Une campagne médiatique d’importance a débuté à la fin du mois de juin, à partir de l’initiative d’un député du PCF, rejoint par une majorité de députés de droite, pour stigmatiser le port de la burqa et du niqab en dehors de l’École publique, de l’Administration et des autres services publics. Cette démarche a été entendue et amplifiée par le Président de la République dans son discours devant le Congrès à Versailles.

Rappelons que Nicolas Sarkozy ne nous avait pas habitués à se parer des vertus de la défense de la laïcité. Bien au contraire, puisqu’il insiste depuis des années sur la « nécessaire place » des religions dans la société et la vie publique. Une mission d’information parlementaire devrait remettre un rapport sur cette question.

Qu’est-ce que la laïcité ?

La laïcité n’est pas une philosophie ni un art de vivre, c’est un mode d’organisation politique des institutions. Elle vise, par la séparation des Églises et de l’État (loi de 1905), à distinguer institutionnellement le domaine de l’Administration et des services publics du domaine privé de la vie des citoyens.

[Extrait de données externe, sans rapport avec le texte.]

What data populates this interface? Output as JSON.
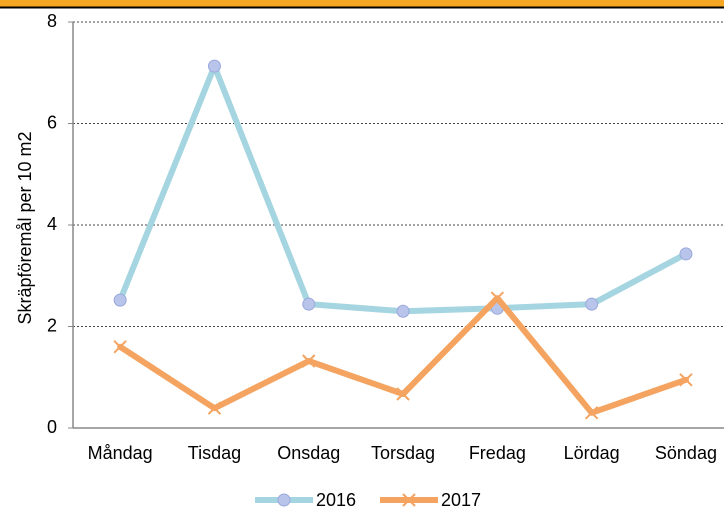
{
  "chart_data": {
    "type": "line",
    "y_label": "Skräpföremål per 10 m2",
    "categories": [
      "Måndag",
      "Tisdag",
      "Onsdag",
      "Torsdag",
      "Fredag",
      "Lördag",
      "Söndag"
    ],
    "series": [
      {
        "name": "2016",
        "color": "#a5d5e0",
        "marker": "circle",
        "values": [
          2.52,
          7.13,
          2.44,
          2.3,
          2.36,
          2.44,
          3.43
        ]
      },
      {
        "name": "2017",
        "color": "#f4a460",
        "marker": "x",
        "values": [
          1.6,
          0.39,
          1.32,
          0.67,
          2.56,
          0.3,
          0.95
        ]
      }
    ],
    "ylim": [
      0,
      8
    ],
    "yticks": [
      0,
      2,
      4,
      6,
      8
    ],
    "grid": true,
    "legend": "bottom"
  }
}
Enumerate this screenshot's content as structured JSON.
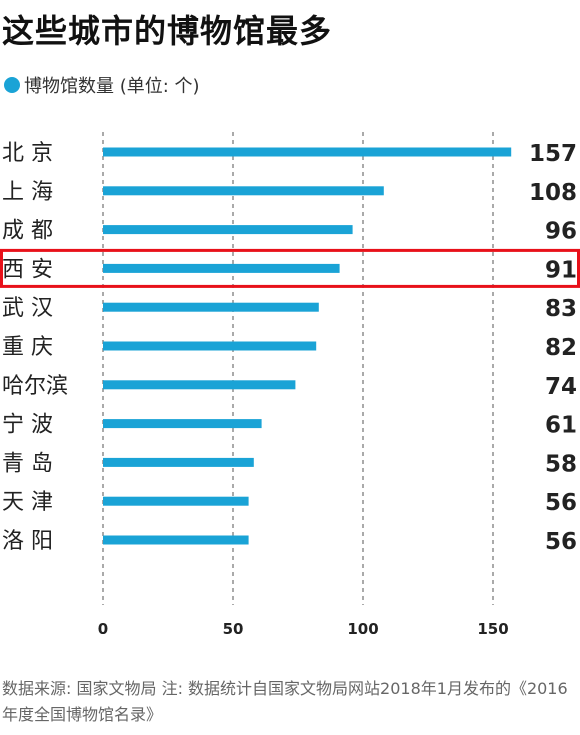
{
  "header": {
    "title": "这些城市的博物馆最多",
    "legend_label": "博物馆数量 (单位: 个)"
  },
  "footnote": "数据来源: 国家文物局 注: 数据统计自国家文物局网站2018年1月发布的《2016年度全国博物馆名录》",
  "colors": {
    "bar": "#1aa3d6",
    "highlight_border": "#e8111a",
    "grid": "#555555"
  },
  "chart_data": {
    "type": "bar",
    "orientation": "horizontal",
    "categories": [
      "北 京",
      "上 海",
      "成 都",
      "西 安",
      "武 汉",
      "重 庆",
      "哈尔滨",
      "宁 波",
      "青 岛",
      "天 津",
      "洛 阳"
    ],
    "values": [
      157,
      108,
      96,
      91,
      83,
      82,
      74,
      61,
      58,
      56,
      56
    ],
    "value_labels": [
      "157",
      "108",
      "96",
      "91",
      "83",
      "82",
      "74",
      "61",
      "58",
      "56",
      "56"
    ],
    "xticks": [
      "0",
      "50",
      "100",
      "150"
    ],
    "xtick_values": [
      0,
      50,
      100,
      150
    ],
    "xlim": [
      0,
      160
    ],
    "grid": "vertical-dashed",
    "highlighted_category": "西 安"
  }
}
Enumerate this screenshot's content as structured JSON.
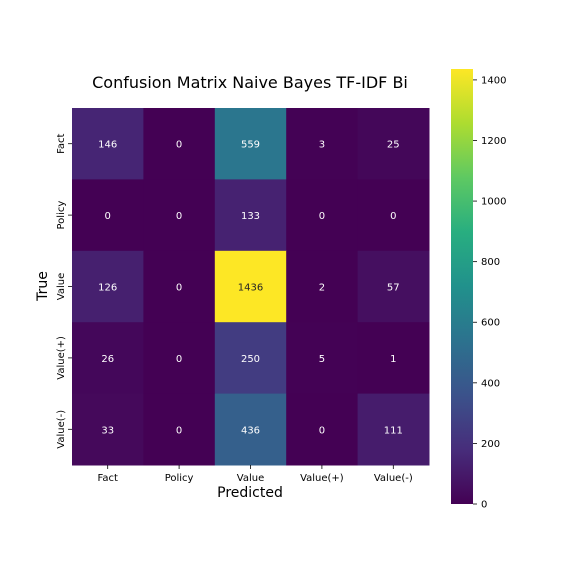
{
  "chart_data": {
    "type": "heatmap",
    "title": "Confusion Matrix Naive Bayes TF-IDF Bi",
    "xlabel": "Predicted",
    "ylabel": "True",
    "x_categories": [
      "Fact",
      "Policy",
      "Value",
      "Value(+)",
      "Value(-)"
    ],
    "y_categories": [
      "Fact",
      "Policy",
      "Value",
      "Value(+)",
      "Value(-)"
    ],
    "values": [
      [
        146,
        0,
        559,
        3,
        25
      ],
      [
        0,
        0,
        133,
        0,
        0
      ],
      [
        126,
        0,
        1436,
        2,
        57
      ],
      [
        26,
        0,
        250,
        5,
        1
      ],
      [
        33,
        0,
        436,
        0,
        111
      ]
    ],
    "colormap": "viridis",
    "vmin": 0,
    "vmax": 1436,
    "colorbar_ticks": [
      0,
      200,
      400,
      600,
      800,
      1000,
      1200,
      1400
    ]
  }
}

La laïcité, comme principe politique d’organisation, s’applique aux institutions et non aux individus. C’est cette claire distinction, mise en œuvre par la loi sur la liberté d’association du 1er juillet 1901, et par la Loi du 9 décembre 1905 qui garantit la non-ingérence des conceptions métaphysiques dans le domaine public pour mieux garantir la liberté d’opinion et de comportement dans le domaine privé.

Dans cette acception, il est logiquement républicain et laïque d’interdire tout signe d’appartenance religieux à l’École publique et pour les agents du service public. C’est ce qu’ont fait la loi Goblet de 1886, la Loi de 1905 et les circulaires Jean Zay de 1936 et 1937. En revanche, la loi n’a pas à dicter les modes vestimentaires dans le domaine privé, ou tout autre comportement, tant que ceux-ci ne sont pas une menace pour la vie d’autrui.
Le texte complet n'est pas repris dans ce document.